PyHealth icon indicating copy to clipboard operation
PyHealth copied to clipboard

MedLink Bounty

Open Rian354 opened this issue 1 month ago • 0 comments

PR for MedLink bounty

Tests: To run the MedLink unit tests, from the project root run:

pytest tests/core/test_medlink.py (locally, 3 passed & 1 warning)

Model Implementation:

  • Implemented the MedLink retrieval model on top of the current BaseModel / dataset API.
  • Added unit tests with small synthetic data for MedLink.
  • Added a Jupyter notebook that trains and evaluates MedLink on the MIMIC-III demo dataset.

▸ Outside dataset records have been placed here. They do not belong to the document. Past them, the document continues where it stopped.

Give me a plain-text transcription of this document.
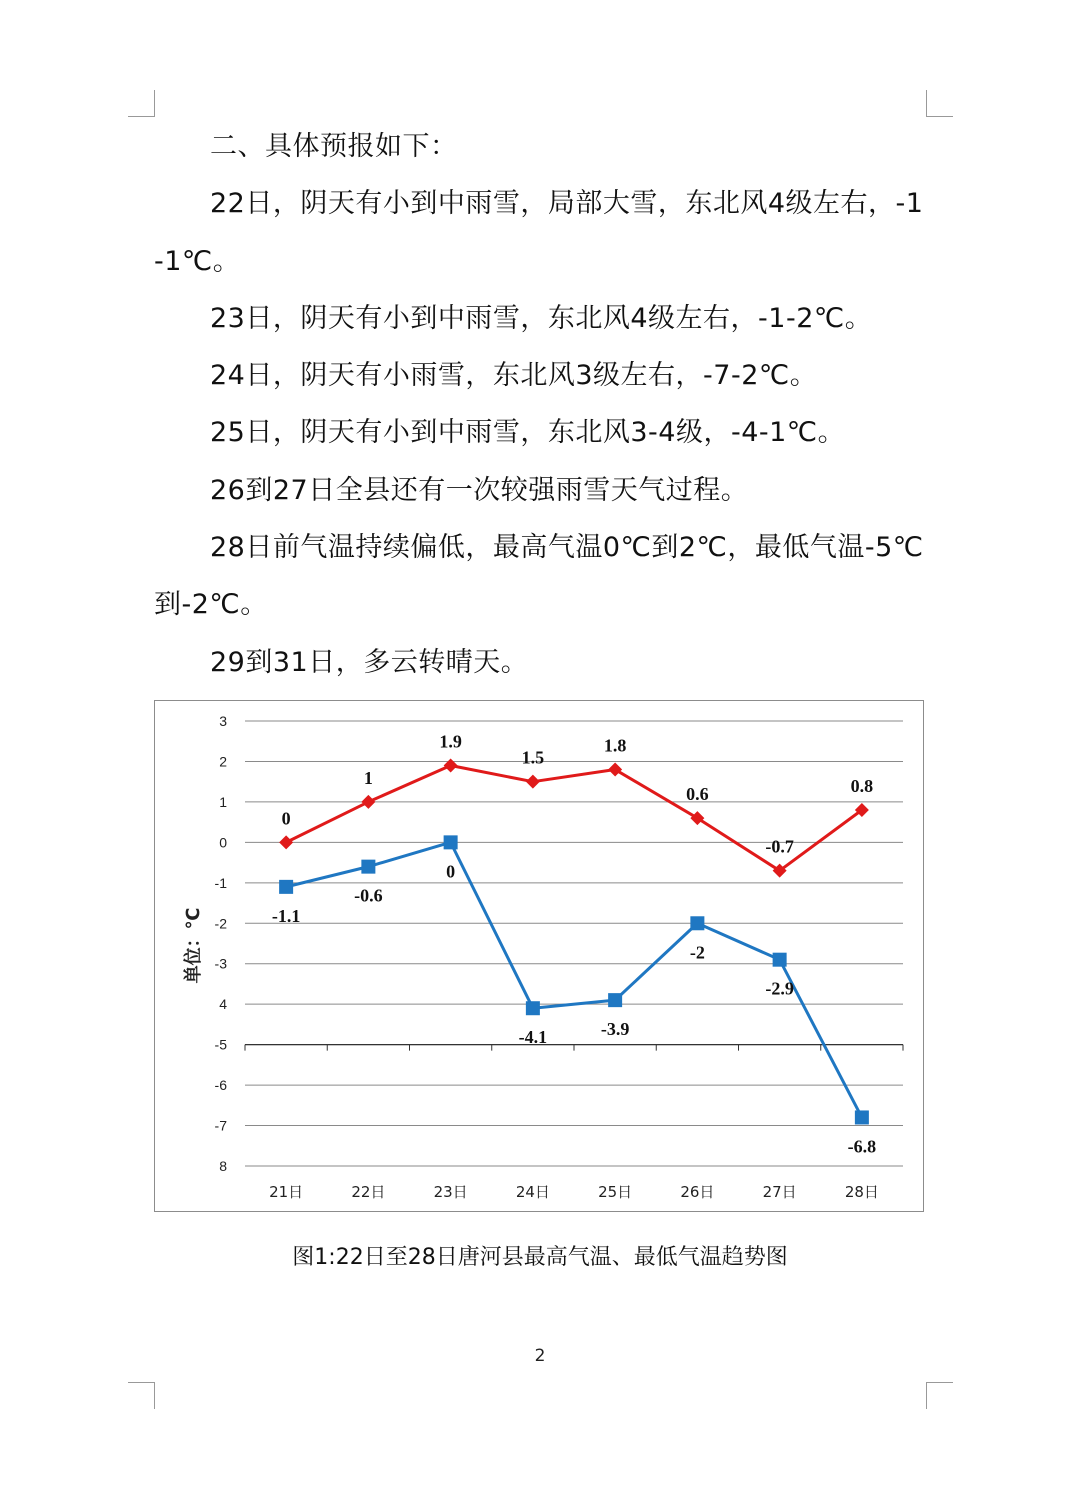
二、具体预报如下：

22日，阴天有小到中雨雪，局部大雪，东北风4级左右，-1-1℃。

23日，阴天有小到中雨雪，东北风4级左右，-1-2℃。

24日，阴天有小雨雪，东北风3级左右，-7-2℃。

25日，阴天有小到中雨雪，东北风3-4级，-4-1℃。

26到27日全县还有一次较强雨雪天气过程。

28日前气温持续偏低，最高气温0℃到2℃，最低气温-5℃到-2℃。

29到31日，多云转晴天。

3
2
1
0
-1
-2
-3
4
-5
-6
-7
8
21日	22日	23日	24日	25日	26日	27日	28日
单位：℃
0
1
1.9
1.5
1.8
0.6
-0.7
0.8
-1.1
-0.6
0
-4.1	-3.9
-2
-2.9
-6.8
图1:22日至28日唐河县最高气温、最低气温趋势图
2
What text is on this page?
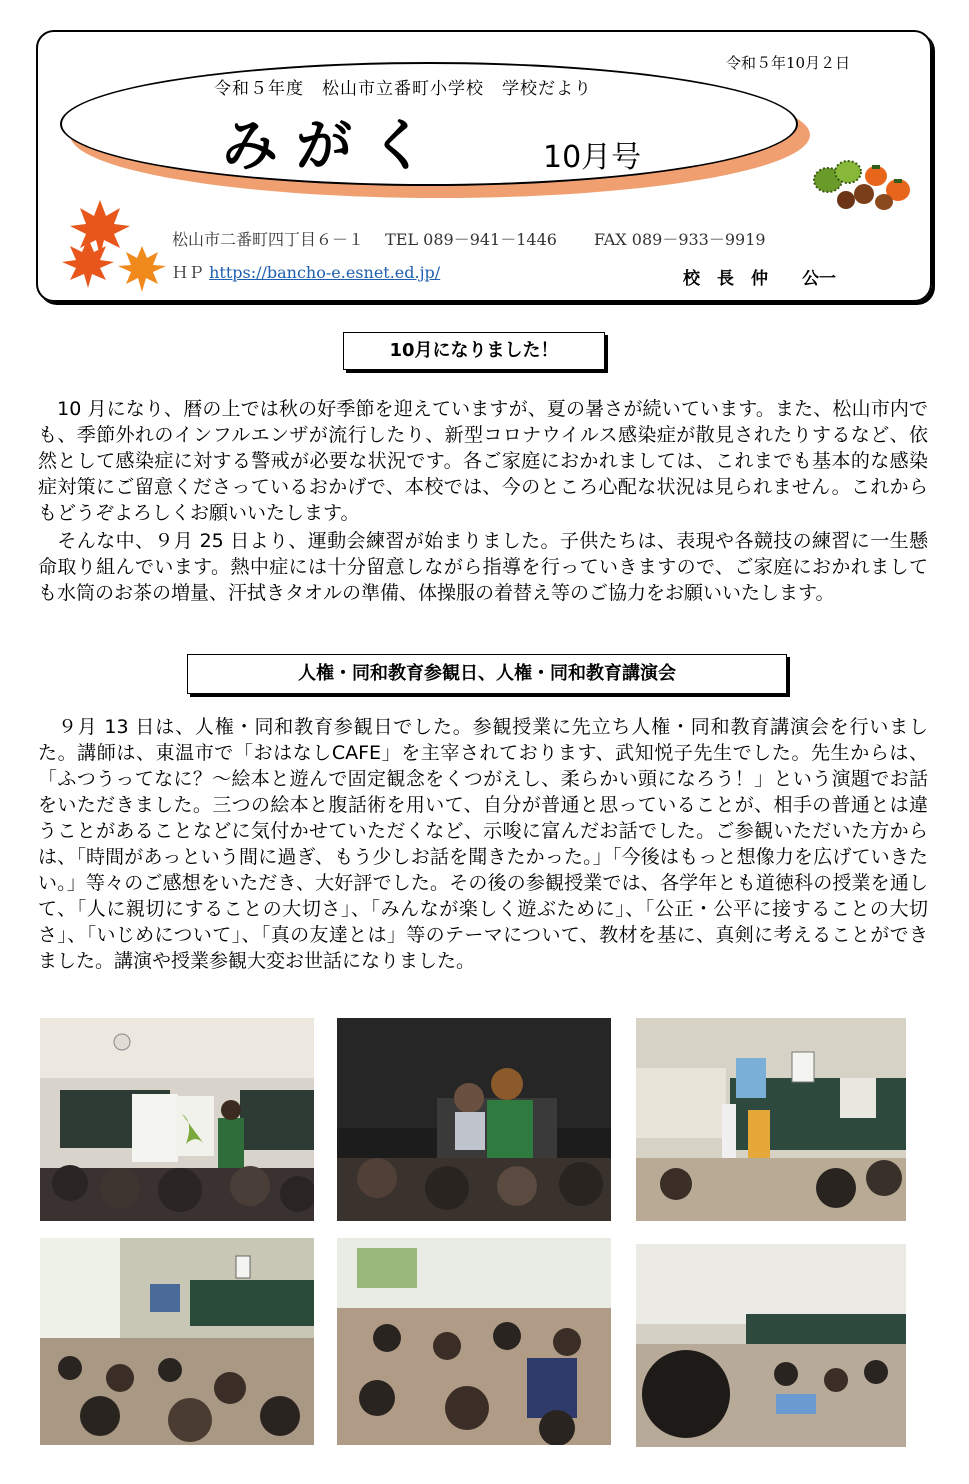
令和５年10月２日
令和５年度　松山市立番町小学校　学校だより
みがく	10月号
松山市二番町四丁目６－１　 TEL 089－941－1446　　 FAX 089－933－9919
ＨＰ https://bancho-e.esnet.ed.jp/	校　長　仲　　公一
10月になりました！
　10 月になり、暦の上では秋の好季節を迎えていますが、夏の暑さが続いています。また、松山市内でも、季節外れのインフルエンザが流行したり、新型コロナウイルス感染症が散見されたりするなど、依然として感染症に対する警戒が必要な状況です。各ご家庭におかれましては、これまでも基本的な感染症対策にご留意くださっているおかげで、本校では、今のところ心配な状況は見られません。これからもどうぞよろしくお願いいたします。
　そんな中、９月 25 日より、運動会練習が始まりました。子供たちは、表現や各競技の練習に一生懸命取り組んでいます。熱中症には十分留意しながら指導を行っていきますので、ご家庭におかれましても水筒のお茶の増量、汗拭きタオルの準備、体操服の着替え等のご協力をお願いいたします。
人権・同和教育参観日、人権・同和教育講演会
　９月 13 日は、人権・同和教育参観日でした。参観授業に先立ち人権・同和教育講演会を行いました。講師は、東温市で「おはなしCAFE」を主宰されております、武知悦子先生でした。先生からは、「ふつうってなに？～絵本と遊んで固定観念をくつがえし、柔らかい頭になろう！」という演題でお話をいただきました。三つの絵本と腹話術を用いて、自分が普通と思っていることが、相手の普通とは違うことがあることなどに気付かせていただくなど、示唆に富んだお話でした。ご参観いただいた方からは、「時間があっという間に過ぎ、もう少しお話を聞きたかった。」「今後はもっと想像力を広げていきたい。」等々のご感想をいただき、大好評でした。その後の参観授業では、各学年とも道徳科の授業を通して、「人に親切にすることの大切さ」、「みんなが楽しく遊ぶために」、「公正・公平に接することの大切さ」、「いじめについて」、「真の友達とは」等のテーマについて、教材を基に、真剣に考えることができました。講演や授業参観大変お世話になりました。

Additions to "pyhealth/models/medlink/model.py":

  • BaseModel-compatible "MedLink" class that takes a task-generated dataset (e.g., "SampleDataset" from "set_task") and "feature_keys".
  • Vocabulary construction from the underlying task dataset using "dataset.get_all_tokens(...)" for queries and documents.
  • Query and corpus encoders ("encode_queries", "encode_corpus") that produce sparse multi-hot representations.
  • BM25-style scoring in "compute_scores", compatible with the IR-format data produced by the MedLink utilities.
  • Combined retrieval and prediction loss in forward / get_loss, returning a scalar loss for training.

Other changes:

  • Extended SampleDataset w/ get_all_tokens(key: str) to collect unique tokens across samples, used by MedLink for vocabulary building.
  • Implemented BM25 and IR helpers in the pyhealth.models.medlink package:
    • BM25Okapi
    • convert_to_ir_format, tvt_split
    • generate_candidates, filter_by_candidates
    • get_bm25_hard_negatives, get_train_dataloader, get_eval_dataloader
  • Exported MedLink via pyhealth.models.init, so users can do: from pyhealth.models import MedLink

Added examples/medlink_mimic3.ipynb, a runnable notebook that:

Loads the MIMIC-III demo dataset via MIMIC3Dataset.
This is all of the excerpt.